Washington, DC – The US administration has categorically denied Iranian claims that Tehran will receive billions of dollars of its frozen assets abroad before the start of the planned 60-day negotiation phase. This denial came after the signing of a memorandum of understanding with the United States last Friday.
In comments to CNN on Sunday, a senior US official asserted that Iranian claims regarding the unconditional release of $12 billion in Iranian assets were “completely false.” He described the account as a “fabrication” with no basis in reality.
The principle of “action for action”
The official emphasized that the agreement reached by both sides is strictly based on the principle of “action for action” or “payment for implementation.” He explained, “No frozen funds will be released unless the Iranians fulfill their specific obligations under the agreement.” The official also affirmed that any move toward releasing Iranian financial resources is contingent upon Tehran’s full and precise compliance with all the signed terms. He indicated that the US administration will not offer any advance financial concessions.
Conflicting statements
This American denial comes as a direct response to statements by Iranian Deputy Foreign Minister Kazem Gharibabadi, who claimed that the next phase of talks depends primarily on Washington fulfilling its commitments. He also emphasized that releasing frozen assets is a key part of these commitments.

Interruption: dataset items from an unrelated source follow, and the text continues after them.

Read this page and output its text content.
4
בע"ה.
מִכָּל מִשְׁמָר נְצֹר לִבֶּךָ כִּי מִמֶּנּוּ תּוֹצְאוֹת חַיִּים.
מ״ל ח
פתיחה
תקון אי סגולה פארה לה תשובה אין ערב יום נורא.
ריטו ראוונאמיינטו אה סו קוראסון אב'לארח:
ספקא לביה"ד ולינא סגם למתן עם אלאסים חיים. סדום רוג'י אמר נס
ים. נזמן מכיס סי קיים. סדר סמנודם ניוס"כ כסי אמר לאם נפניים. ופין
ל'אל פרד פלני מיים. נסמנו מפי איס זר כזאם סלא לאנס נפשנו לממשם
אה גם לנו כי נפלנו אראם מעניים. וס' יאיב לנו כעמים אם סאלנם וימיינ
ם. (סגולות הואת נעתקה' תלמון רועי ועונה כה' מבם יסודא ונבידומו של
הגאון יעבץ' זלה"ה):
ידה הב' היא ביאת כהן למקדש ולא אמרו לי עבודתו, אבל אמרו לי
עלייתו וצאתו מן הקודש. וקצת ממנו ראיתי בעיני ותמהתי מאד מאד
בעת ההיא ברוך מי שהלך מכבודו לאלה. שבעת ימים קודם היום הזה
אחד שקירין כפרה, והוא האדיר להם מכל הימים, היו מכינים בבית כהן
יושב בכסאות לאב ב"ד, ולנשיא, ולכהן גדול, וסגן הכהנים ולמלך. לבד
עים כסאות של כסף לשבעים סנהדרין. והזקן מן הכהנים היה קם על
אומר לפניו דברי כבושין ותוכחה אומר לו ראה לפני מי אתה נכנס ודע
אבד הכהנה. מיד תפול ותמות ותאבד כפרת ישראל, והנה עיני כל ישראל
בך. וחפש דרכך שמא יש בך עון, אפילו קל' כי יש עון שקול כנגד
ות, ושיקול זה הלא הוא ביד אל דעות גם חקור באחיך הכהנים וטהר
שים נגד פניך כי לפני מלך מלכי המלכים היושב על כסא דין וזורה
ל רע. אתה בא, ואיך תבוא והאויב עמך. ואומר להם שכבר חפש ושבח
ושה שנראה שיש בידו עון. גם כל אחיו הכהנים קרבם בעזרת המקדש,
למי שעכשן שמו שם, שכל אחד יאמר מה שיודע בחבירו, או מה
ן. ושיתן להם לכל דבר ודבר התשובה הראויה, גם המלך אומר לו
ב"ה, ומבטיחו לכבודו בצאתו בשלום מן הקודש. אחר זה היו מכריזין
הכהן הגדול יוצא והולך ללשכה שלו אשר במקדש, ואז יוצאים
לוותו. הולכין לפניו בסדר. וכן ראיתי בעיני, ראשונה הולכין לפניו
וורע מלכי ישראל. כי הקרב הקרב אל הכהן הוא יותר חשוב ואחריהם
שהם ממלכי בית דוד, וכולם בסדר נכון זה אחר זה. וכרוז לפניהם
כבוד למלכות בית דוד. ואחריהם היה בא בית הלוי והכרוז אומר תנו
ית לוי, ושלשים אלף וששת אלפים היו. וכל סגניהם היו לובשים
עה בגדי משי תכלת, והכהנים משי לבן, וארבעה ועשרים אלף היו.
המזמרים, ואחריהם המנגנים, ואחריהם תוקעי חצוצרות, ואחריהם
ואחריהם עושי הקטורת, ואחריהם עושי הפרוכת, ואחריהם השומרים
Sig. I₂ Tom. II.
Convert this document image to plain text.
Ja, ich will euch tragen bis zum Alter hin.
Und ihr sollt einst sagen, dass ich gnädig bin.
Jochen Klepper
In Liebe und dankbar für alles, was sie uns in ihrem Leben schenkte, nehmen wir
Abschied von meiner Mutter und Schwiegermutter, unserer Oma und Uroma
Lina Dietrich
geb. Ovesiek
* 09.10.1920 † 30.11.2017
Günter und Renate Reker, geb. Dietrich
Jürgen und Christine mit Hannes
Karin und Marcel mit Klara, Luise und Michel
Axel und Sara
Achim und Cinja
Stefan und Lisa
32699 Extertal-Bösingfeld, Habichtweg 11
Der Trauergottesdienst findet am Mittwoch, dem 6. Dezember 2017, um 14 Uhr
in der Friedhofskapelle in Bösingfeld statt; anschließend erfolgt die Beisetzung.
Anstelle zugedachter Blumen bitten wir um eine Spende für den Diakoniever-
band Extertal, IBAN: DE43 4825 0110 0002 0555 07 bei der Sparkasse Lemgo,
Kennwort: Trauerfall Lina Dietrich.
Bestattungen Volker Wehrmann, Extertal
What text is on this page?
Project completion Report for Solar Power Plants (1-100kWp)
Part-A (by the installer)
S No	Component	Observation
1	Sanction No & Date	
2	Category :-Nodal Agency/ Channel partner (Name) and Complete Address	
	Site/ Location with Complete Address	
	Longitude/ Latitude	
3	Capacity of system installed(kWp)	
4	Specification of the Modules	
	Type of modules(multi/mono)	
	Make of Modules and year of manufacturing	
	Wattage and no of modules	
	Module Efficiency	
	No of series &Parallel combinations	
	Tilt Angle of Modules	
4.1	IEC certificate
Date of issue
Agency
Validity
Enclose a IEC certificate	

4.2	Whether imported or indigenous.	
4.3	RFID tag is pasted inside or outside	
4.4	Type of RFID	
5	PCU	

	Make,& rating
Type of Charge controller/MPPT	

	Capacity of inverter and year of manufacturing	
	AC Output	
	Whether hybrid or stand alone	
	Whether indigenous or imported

These conflicting statements reflect a state of mutual caution between the two sides, each seeking to impose its vision regarding the mechanisms for implementing the agreement. While Tehran promotes the idea of immediate financial gains as part of its understandings, Washington insists on maintaining the financial aspect as leverage. Washington is using this to ensure Iran’s adherence to the negotiating process and its nuclear and security commitments during the next sixty days.
These developments confirm that the diplomatic path between the two countries remains fraught with challenges. Furthermore, the conflicting narratives surrounding the terms of implementation may prove to be the biggest obstacle to translating the initial understandings into concrete action that would end the months-long crisis.